Aborto, lesbiche, omosessuali: non si sono mai sentite simili “sconcezze” alla tv italiana. Si tenta di censurare la trasmissione, ma si ottiene solo lo spostamento di canale, dal primo al secondo, e una variazione di orario, dalle nove alle dieci. Contemporaneamente si manda in onda su Rai Uno un programma di grande richiamo. Tutto inutile: Pannella ha il volto emaciato e fissa magneticamente l’obiettivo conquistando i telespettatori con la sua predica da “santone”.

Scrive Massimo Teodori: «… il digiuno non si configurava come antiparlamentare o anti-partiti, non era cioè un ricatto al parlamento, ma al contrario una sollecitazione a trovare l’energia per fare quel che essi avevano enunciato di volere, ma per cui non trovavano il tempo ed il rigore necessari… attraverso uno strumento apparentemente così individualistico… Marco Pannella… era riuscito a mobilitare intorno a sé energie di militanti radicali: questi, a loro volta, avevano consentito al leader, con il loro lavoro, di moltiplicare iniziative, campagne di stampa, pressioni e azioni dirette. Quel rapporto tra i due elementi dell’equazione politica radicale – il capo, che per eccezionale capacità di mobilitazione acquista caratteristiche carismatiche, e i militanti – si rafforzava in quella estate calda proprio in ragione della reciproca necessità tra i due elementi e quindi della loro complementarità».

La disobbedienza civile e lo sciopero della fame sono frutto di una volontaria drammatizzazione politica contrapposta all’ostracismo della partitocrazia.

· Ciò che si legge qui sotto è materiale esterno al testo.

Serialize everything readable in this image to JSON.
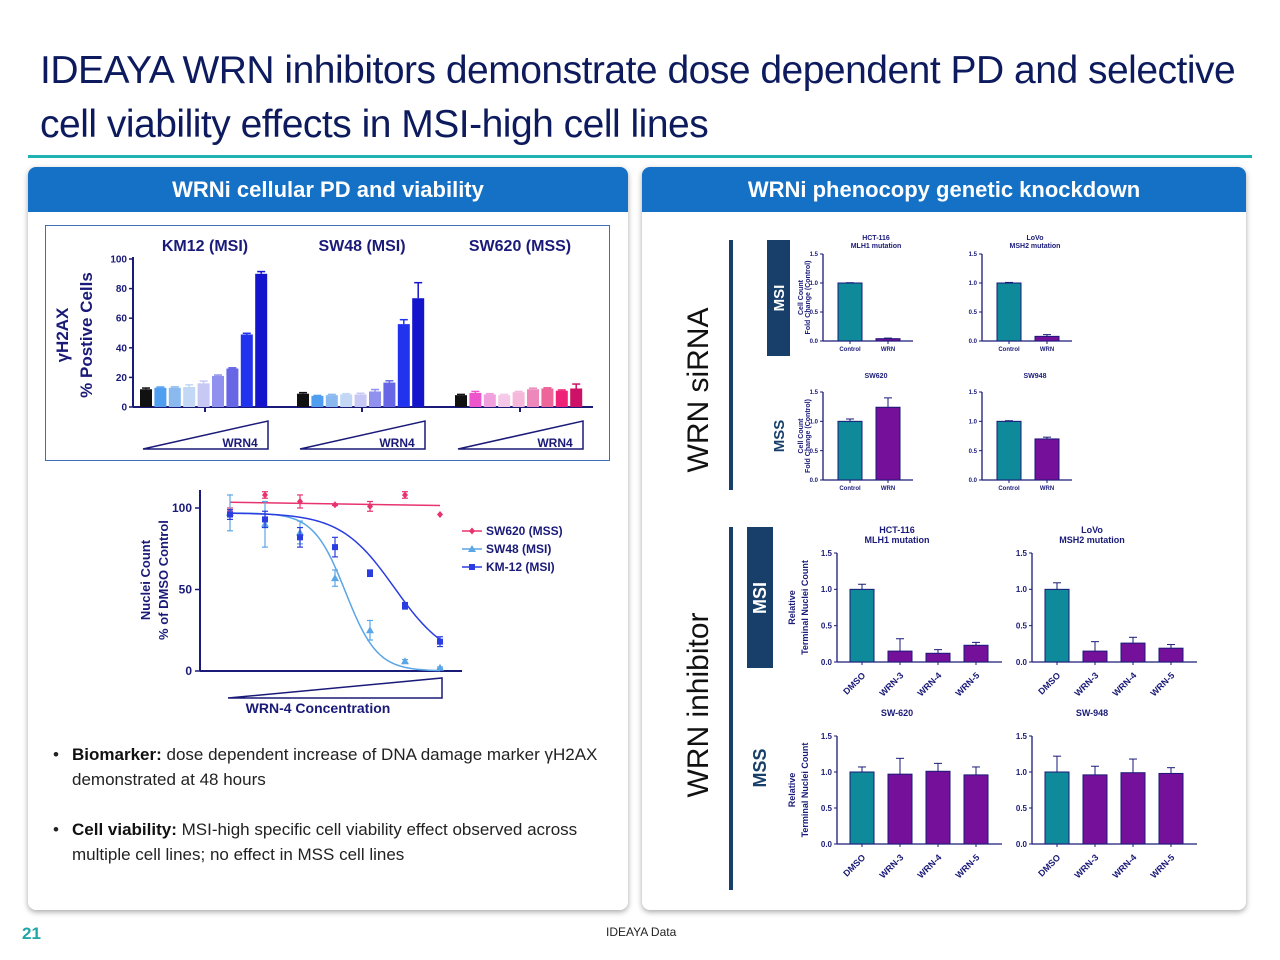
{
  "title": "IDEAYA WRN inhibitors demonstrate dose dependent PD and selective cell viability effects in MSI-high cell lines",
  "left_panel": {
    "header": "WRNi cellular PD and viability",
    "bullets": [
      {
        "bold": "Biomarker:",
        "text": " dose dependent increase of DNA damage marker γH2AX demonstrated at 48 hours"
      },
      {
        "bold": "Cell viability:",
        "text": " MSI-high specific cell viability effect observed across multiple cell lines; no effect in MSS cell lines"
      }
    ]
  },
  "right_panel": {
    "header": "WRNi phenocopy genetic knockdown",
    "section_sirna": "WRN siRNA",
    "section_inhibitor": "WRN inhibitor",
    "msi_label": "MSI",
    "mss_label": "MSS"
  },
  "footer": {
    "page_number": "21",
    "source": "IDEAYA Data"
  },
  "colors": {
    "header_blue": "#1471c6",
    "title_navy": "#0d1b5e",
    "teal_rule": "#1fb2b2",
    "control_bar": "#0e8a9a",
    "wrn_bar": "#74109a",
    "dark_box": "#173f6a"
  },
  "chart_data": [
    {
      "type": "bar",
      "ylabel": [
        "γH2AX",
        "% Postive Cells"
      ],
      "ylim": [
        0,
        100
      ],
      "yticks": [
        "0",
        "20",
        "40",
        "60",
        "80",
        "100"
      ],
      "panels": [
        {
          "title": "KM12 (MSI)",
          "dose_label": "WRN4",
          "values": [
            12,
            13,
            13,
            13.5,
            16,
            21,
            26,
            49,
            90
          ],
          "errors": [
            0.8,
            0.5,
            0.6,
            1.5,
            1.5,
            0.6,
            0.5,
            0.8,
            1.5
          ],
          "colors": [
            "#111111",
            "#4f9ef0",
            "#8ab9f0",
            "#c2d8f5",
            "#c8c8f5",
            "#9090ee",
            "#6767e6",
            "#2233ee",
            "#1414cc"
          ]
        },
        {
          "title": "SW48 (MSI)",
          "dose_label": "WRN4",
          "values": [
            9,
            7.5,
            8,
            8.5,
            8.5,
            10.5,
            16.5,
            56,
            73.5
          ],
          "errors": [
            0.7,
            0.3,
            0.5,
            0.5,
            0.8,
            1.3,
            1.2,
            3,
            10.5
          ],
          "colors": [
            "#111111",
            "#4f9ef0",
            "#8ab9f0",
            "#c2d8f5",
            "#c8c8f5",
            "#9090ee",
            "#6767e6",
            "#2233ee",
            "#1414cc"
          ]
        },
        {
          "title": "SW620 (MSS)",
          "dose_label": "WRN4",
          "values": [
            8,
            9.5,
            8.5,
            8,
            10,
            12,
            12.5,
            11,
            12.5
          ],
          "errors": [
            0.5,
            1,
            0.5,
            0.5,
            0.5,
            0.7,
            0.5,
            0.5,
            3
          ],
          "colors": [
            "#111111",
            "#ee55cc",
            "#f0a0dc",
            "#f5c8e8",
            "#f5b8da",
            "#ee88bb",
            "#ee6699",
            "#ee2277",
            "#cc1166"
          ]
        }
      ]
    },
    {
      "type": "line",
      "xlabel": "WRN-4 Concentration",
      "ylabel": [
        "Nuclei Count",
        "% of DMSO Control"
      ],
      "ylim": [
        0,
        110
      ],
      "yticks": [
        "0",
        "50",
        "100"
      ],
      "legend": "right",
      "series": [
        {
          "name": "SW620 (MSS)",
          "color": "#e8336e",
          "marker": "diamond",
          "values": [
            98,
            108,
            104,
            102,
            101,
            108,
            96
          ],
          "errors": [
            2,
            2,
            4,
            0.5,
            3,
            2,
            0
          ]
        },
        {
          "name": "SW48 (MSI)",
          "color": "#5aa6e6",
          "marker": "triangle",
          "values": [
            97,
            90,
            85,
            57,
            25,
            6,
            2
          ],
          "errors": [
            11,
            14,
            7,
            5,
            6,
            1,
            0.5
          ]
        },
        {
          "name": "KM-12 (MSI)",
          "color": "#2b3de0",
          "marker": "square",
          "values": [
            96,
            93,
            82,
            76,
            60,
            40,
            18
          ],
          "errors": [
            3,
            5,
            6,
            6,
            2,
            2,
            3
          ]
        }
      ]
    },
    {
      "type": "bar",
      "ylabel": [
        "Cell Count",
        "Fold Change (Control)"
      ],
      "ylim": [
        0,
        1.5
      ],
      "yticks": [
        "0.0",
        "0.5",
        "1.0",
        "1.5"
      ],
      "categories": [
        "Control",
        "WRN"
      ],
      "panels": [
        {
          "title": "HCT-116",
          "subtitle": "MLH1 mutation",
          "values": [
            1.0,
            0.04
          ],
          "errors": [
            0.005,
            0.01
          ]
        },
        {
          "title": "LoVo",
          "subtitle": "MSH2 mutation",
          "values": [
            1.0,
            0.08
          ],
          "errors": [
            0.01,
            0.03
          ]
        },
        {
          "title": "SW620",
          "subtitle": "",
          "values": [
            1.0,
            1.24
          ],
          "errors": [
            0.04,
            0.16
          ]
        },
        {
          "title": "SW948",
          "subtitle": "",
          "values": [
            1.0,
            0.7
          ],
          "errors": [
            0.01,
            0.03
          ]
        }
      ]
    },
    {
      "type": "bar",
      "ylabel": [
        "Relative",
        "Terminal Nuclei Count"
      ],
      "ylim": [
        0,
        1.5
      ],
      "yticks": [
        "0.0",
        "0.5",
        "1.0",
        "1.5"
      ],
      "categories": [
        "DMSO",
        "WRN-3",
        "WRN-4",
        "WRN-5"
      ],
      "panels": [
        {
          "title": "HCT-116",
          "subtitle": "MLH1 mutation",
          "values": [
            1.0,
            0.15,
            0.12,
            0.23
          ],
          "errors": [
            0.07,
            0.17,
            0.05,
            0.04
          ]
        },
        {
          "title": "LoVo",
          "subtitle": "MSH2 mutation",
          "values": [
            1.0,
            0.15,
            0.26,
            0.19
          ],
          "errors": [
            0.09,
            0.13,
            0.08,
            0.05
          ]
        },
        {
          "title": "SW-620",
          "subtitle": "",
          "values": [
            1.0,
            0.97,
            1.01,
            0.96
          ],
          "errors": [
            0.07,
            0.22,
            0.11,
            0.11
          ]
        },
        {
          "title": "SW-948",
          "subtitle": "",
          "values": [
            1.0,
            0.96,
            0.99,
            0.98
          ],
          "errors": [
            0.22,
            0.12,
            0.19,
            0.08
          ]
        }
      ]
    }
  ]
}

L’attivismo di Marco Pannella rappresenta l’altra faccia degli anni Settanta: all’estremismo politico ideologico risponde con i diritti civili; ai gruppuscoli extraparlamentari, reagisce con le azioni dimostrative; al linguaggio settario oppone il trasversalismo libertario; alla contestazione ribatte con la non violenza. Una strategia vincente che, grazie al carisma di Pannella, porterà alla ribalta la cultura della nuova sinistra in cui impegno politico e passione civile si saldano indissolubilmente.